HAI builds on Stanford’s long-standing expertise in bridging disciplines to tackle complex challenges. “Stanford has an ecosystem that fosters and accelerates both discovery and innovation,” said Kathryn Moler, who is Vice Provost and Dean of Research and the Sapp Family University Fellow in Undergraduate Education. “HAI will be powered by researchers and scholars from all seven schools and will be integrated with the other initiatives to harness the flood of new data being generated to benefit humanity.”

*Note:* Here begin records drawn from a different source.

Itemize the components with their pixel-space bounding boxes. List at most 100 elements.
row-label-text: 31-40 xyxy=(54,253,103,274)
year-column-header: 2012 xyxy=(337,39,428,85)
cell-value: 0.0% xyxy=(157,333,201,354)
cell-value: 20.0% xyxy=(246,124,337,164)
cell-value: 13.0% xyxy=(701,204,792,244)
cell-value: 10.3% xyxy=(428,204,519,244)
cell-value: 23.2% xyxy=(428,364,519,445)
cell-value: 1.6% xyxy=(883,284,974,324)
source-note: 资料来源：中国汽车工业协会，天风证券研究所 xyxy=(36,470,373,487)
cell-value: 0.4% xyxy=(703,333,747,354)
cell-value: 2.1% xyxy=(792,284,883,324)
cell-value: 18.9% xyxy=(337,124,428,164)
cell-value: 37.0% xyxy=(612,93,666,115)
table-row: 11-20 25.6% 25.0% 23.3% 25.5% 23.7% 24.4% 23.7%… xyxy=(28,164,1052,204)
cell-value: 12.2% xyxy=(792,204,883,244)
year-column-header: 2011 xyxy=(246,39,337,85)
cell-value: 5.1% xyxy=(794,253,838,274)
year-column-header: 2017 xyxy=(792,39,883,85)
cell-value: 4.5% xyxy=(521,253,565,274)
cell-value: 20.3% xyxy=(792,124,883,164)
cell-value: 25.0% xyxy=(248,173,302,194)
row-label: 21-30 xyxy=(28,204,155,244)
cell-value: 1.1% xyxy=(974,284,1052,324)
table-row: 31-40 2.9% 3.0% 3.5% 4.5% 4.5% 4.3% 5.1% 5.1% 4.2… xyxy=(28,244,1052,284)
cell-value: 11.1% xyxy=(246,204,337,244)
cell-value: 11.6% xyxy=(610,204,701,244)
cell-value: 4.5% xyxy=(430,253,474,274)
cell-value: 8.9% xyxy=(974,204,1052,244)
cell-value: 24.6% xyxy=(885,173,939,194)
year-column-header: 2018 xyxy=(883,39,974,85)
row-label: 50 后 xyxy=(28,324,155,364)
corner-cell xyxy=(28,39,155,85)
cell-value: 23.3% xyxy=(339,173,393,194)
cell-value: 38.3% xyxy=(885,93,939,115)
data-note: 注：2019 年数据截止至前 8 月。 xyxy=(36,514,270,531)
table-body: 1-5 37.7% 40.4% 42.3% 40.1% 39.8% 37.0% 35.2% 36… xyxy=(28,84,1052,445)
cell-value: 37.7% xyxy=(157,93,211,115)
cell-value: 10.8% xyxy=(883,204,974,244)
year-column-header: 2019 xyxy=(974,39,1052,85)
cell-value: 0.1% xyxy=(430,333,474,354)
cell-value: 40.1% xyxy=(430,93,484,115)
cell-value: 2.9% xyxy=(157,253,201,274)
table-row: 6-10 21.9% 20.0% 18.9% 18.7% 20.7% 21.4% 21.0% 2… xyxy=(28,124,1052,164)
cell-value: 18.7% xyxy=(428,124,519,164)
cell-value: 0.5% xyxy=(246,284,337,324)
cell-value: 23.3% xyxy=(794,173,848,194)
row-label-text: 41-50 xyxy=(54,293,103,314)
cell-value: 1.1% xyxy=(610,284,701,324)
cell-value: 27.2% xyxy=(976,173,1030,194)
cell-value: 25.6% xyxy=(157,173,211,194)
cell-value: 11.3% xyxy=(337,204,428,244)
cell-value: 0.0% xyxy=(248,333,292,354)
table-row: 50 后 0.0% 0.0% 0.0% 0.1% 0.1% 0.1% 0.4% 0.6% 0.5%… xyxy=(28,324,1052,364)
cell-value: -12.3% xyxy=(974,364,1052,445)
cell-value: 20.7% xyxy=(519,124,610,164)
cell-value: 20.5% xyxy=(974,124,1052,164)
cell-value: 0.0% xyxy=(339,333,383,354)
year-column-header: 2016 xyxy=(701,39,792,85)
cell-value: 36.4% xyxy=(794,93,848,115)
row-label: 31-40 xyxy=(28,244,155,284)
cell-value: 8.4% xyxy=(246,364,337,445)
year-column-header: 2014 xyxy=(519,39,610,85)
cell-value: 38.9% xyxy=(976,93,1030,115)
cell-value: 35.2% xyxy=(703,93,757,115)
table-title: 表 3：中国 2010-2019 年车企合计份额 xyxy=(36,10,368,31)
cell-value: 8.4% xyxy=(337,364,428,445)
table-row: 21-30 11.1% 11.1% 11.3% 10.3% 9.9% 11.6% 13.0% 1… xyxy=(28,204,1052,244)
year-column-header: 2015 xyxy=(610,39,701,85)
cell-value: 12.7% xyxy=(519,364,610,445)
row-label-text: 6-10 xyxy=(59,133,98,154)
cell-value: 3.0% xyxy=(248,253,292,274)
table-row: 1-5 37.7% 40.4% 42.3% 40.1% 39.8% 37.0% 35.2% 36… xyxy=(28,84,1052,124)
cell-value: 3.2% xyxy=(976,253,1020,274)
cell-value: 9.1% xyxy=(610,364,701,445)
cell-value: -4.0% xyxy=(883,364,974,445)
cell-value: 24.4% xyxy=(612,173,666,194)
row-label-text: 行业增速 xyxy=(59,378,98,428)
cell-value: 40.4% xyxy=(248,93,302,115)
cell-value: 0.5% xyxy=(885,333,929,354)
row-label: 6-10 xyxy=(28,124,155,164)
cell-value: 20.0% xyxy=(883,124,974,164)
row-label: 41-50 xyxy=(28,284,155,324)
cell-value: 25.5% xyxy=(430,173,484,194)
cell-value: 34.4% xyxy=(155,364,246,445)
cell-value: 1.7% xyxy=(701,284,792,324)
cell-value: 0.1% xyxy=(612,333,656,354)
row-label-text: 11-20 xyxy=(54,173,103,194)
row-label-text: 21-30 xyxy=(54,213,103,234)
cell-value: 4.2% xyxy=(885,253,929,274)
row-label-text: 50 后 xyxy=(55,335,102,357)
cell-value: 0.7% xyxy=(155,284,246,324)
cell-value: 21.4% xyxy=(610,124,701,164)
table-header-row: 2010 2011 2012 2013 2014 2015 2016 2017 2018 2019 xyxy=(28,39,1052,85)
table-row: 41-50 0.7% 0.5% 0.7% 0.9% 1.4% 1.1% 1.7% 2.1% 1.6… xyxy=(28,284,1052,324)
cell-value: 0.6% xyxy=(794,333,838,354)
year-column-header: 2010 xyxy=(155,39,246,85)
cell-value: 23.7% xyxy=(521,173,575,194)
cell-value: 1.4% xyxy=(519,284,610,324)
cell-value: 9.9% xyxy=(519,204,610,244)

The institute has already provided support to roughly 55 interdisciplinary research teams across all seven schools at Stanford, including a project to assist the resettlement of refugees; a system to improve healthcare delivery in hospital intensive care units; and a study of the impact of autonomous vehicles on social governance and infrastructure. A diverse class of fellows from fields such as engineering, journalism, philosophy and security will begin later this year, and faculty searches are underway.
HAI will become the most recent addition to Stanford’s existing interdisciplinary institutes that harness Stanford’s collaborative culture to solve problems that sit at the boundary of disciplines, including economic and international policy, environmental issues, physics and space, and the life sciences among others.
“One beautiful thing about this world is that it’s made of people of all walks of life and diverse backgrounds,” said Li. “We need all kinds of people to participate and shape our collective future.”